How Data Gets Indexed

When we add a document to ES:

The text is passed through an analyzer
The analyzer tokenizes it — breaks text into individual terms (“Wireless Bluetooth Headphones” becomes [“wireless”, “bluetooth”, “headphones”])
Tokens are normalized — lowercased, stemmed (“running” becomes “run”), stop words removed (“the”, “is”, “a”)
The resulting terms go into the inverted index

This is why ES can find “running shoes” when we search for “run shoe” — the analyzer reduced both to the same root form.

Relevance Scoring

Not all results are equal. ES ranks them by relevance using a scoring algorithm (BM25 by default). The score depends on:

Term Frequency (TF) — How often does the term appear in this document?

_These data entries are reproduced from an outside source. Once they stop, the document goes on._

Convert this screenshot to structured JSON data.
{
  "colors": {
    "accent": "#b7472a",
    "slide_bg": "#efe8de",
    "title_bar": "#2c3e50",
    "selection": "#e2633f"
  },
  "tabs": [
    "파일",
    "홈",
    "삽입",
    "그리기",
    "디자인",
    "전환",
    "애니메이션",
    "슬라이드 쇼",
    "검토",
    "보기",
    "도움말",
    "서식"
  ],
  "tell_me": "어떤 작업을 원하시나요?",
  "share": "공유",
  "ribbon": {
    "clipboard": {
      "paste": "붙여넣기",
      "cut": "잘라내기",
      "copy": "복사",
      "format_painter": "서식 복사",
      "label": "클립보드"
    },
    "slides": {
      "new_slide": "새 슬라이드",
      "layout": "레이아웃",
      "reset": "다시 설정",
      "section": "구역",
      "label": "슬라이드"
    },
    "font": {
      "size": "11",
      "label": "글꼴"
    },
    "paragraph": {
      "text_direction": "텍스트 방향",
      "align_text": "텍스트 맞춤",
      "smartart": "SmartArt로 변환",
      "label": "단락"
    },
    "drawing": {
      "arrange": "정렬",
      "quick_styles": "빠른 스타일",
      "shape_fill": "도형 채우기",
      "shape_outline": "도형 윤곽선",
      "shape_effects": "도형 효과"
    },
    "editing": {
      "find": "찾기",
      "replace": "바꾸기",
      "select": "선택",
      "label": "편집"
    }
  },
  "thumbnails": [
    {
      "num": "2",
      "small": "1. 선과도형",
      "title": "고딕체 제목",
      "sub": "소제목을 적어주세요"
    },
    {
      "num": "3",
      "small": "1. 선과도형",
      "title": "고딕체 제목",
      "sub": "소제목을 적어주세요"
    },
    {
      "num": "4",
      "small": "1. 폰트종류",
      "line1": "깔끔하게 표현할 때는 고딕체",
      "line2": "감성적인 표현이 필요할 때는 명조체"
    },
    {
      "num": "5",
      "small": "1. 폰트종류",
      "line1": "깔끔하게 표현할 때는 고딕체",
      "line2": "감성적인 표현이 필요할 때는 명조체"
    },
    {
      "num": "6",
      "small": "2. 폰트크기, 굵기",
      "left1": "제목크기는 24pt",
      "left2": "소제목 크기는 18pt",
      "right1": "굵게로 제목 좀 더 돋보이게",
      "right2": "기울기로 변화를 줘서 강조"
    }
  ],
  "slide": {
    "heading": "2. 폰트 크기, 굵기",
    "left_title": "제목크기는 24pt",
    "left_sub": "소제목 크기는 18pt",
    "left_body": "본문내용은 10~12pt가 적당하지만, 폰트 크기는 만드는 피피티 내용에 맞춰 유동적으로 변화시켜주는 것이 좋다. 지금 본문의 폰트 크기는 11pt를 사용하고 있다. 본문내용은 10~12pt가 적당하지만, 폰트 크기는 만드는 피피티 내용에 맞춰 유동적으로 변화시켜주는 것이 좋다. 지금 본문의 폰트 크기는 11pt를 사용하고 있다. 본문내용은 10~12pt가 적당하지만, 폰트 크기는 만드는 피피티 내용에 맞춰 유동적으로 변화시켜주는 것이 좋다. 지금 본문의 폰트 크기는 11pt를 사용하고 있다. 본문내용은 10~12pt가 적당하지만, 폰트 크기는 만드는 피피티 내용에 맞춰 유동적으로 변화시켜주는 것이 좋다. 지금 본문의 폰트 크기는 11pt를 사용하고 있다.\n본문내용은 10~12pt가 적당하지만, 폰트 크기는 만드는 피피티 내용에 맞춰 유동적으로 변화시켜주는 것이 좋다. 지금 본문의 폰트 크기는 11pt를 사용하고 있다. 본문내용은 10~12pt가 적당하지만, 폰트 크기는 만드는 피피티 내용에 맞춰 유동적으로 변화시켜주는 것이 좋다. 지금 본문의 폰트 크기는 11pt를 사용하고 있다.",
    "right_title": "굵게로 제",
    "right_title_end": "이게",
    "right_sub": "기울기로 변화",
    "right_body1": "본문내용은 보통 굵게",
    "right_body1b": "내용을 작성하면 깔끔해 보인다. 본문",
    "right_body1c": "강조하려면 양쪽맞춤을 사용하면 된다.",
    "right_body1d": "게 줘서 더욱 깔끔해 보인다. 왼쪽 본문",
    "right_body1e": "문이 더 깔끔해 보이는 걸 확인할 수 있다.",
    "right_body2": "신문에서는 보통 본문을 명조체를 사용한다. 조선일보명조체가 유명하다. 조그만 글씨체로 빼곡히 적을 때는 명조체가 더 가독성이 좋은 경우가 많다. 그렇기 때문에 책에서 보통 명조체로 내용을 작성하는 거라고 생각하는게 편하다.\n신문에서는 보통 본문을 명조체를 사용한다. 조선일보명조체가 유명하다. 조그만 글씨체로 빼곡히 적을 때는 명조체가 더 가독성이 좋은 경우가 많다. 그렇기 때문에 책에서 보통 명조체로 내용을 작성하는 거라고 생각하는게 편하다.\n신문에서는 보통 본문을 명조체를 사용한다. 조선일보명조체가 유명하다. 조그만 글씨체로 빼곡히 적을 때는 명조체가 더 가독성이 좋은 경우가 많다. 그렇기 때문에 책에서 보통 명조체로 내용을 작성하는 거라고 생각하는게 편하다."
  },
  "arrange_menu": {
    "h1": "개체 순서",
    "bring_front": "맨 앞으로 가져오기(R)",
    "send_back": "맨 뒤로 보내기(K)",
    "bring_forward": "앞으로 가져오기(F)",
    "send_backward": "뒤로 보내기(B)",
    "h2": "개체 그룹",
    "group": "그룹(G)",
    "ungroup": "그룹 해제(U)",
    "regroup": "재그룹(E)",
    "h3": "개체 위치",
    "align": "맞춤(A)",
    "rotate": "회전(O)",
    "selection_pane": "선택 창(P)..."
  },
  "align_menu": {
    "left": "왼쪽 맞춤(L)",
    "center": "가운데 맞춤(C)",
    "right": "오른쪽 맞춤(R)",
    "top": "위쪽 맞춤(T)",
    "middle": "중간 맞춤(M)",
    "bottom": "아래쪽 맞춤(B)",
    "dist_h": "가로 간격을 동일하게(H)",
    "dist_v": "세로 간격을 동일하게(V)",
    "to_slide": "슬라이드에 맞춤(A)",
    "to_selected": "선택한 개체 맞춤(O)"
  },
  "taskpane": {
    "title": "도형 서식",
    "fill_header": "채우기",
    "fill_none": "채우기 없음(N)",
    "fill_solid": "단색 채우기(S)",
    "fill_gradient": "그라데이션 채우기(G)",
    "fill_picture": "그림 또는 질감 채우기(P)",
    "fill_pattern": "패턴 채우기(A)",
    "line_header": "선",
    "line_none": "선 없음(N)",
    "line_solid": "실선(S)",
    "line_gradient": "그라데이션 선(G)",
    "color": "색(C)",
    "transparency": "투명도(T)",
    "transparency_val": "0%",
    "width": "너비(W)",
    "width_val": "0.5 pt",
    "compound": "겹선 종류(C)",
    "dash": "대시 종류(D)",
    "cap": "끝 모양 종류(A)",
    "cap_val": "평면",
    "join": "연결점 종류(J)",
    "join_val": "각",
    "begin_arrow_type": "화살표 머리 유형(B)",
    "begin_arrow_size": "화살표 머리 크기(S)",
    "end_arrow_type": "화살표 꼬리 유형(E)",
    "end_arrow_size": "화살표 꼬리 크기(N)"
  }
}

More = more relevant.
Inverse Document Frequency (IDF) — How rare is this term across all documents? Rare terms are more meaningful. “the” appears everywhere and tells us nothing. “Elasticsearch” is specific.
Field length — A match in a short title is more significant than a match in a long description.

When to Use a Search Engine

Use a search engine when:

We need full-text search across large amounts of text
Users expect typo tolerance, synonyms, and relevance ranking
We’re building product search, log analysis, or autocomplete
We need aggregations on text data (faceted search, like filtering by category)

Stick with the database when:

We’re doing exact lookups (get user by ID)
The dataset is small (a few thousand rows)
We only need simple prefix matching (PostgreSQL’s LIKE 'prefix%' uses indexes just fine)
We don’t want to maintain another system

Common Use Cases

Product search — The classic. Users search “blue running shoes size 10” and we need to match across multiple fields (name, description, category, size) with relevance ranking. Elasticsearch shines here.

Log analysis — Centralize logs from hundreds of servers. The ELK stack (Elasticsearch, Logstash, Kibana) is the standard for log search and visualization.

Autocomplete — As the user types “wire…”, we suggest “wireless headphones”, “wireless charger”, etc. ES has dedicated completion and search_as_you_type field types for this.

Geosearch — Find restaurants within 5km. ES supports geo queries natively with geo_point fields and distance filters.

Keeping Search in Sync with the Database

The database is still the source of truth. ES is a secondary index. We need to keep them in sync.

Dual write — Write to both DB and ES. Simple but risky — if one write fails, they’re out of sync.

Change Data Capture (CDC) — Listen to database changes (like Debezium reading the Postgres WAL) and stream them to ES. More reliable. The database doesn’t even know ES exists.

Periodic sync — A background job re-indexes data from DB to ES every few minutes. Simple but introduces lag.

CDC is the best approach for production systems. It’s reliable, near real-time, and decoupled.

In simple language, search engines use inverted indexes — maps from words to documents — to find things fast. Regular databases scan through rows; search engines look up words directly. Elasticsearch gives us full-text search, relevance ranking, and typo tolerance out of the box. We use it alongside our database, not instead of it.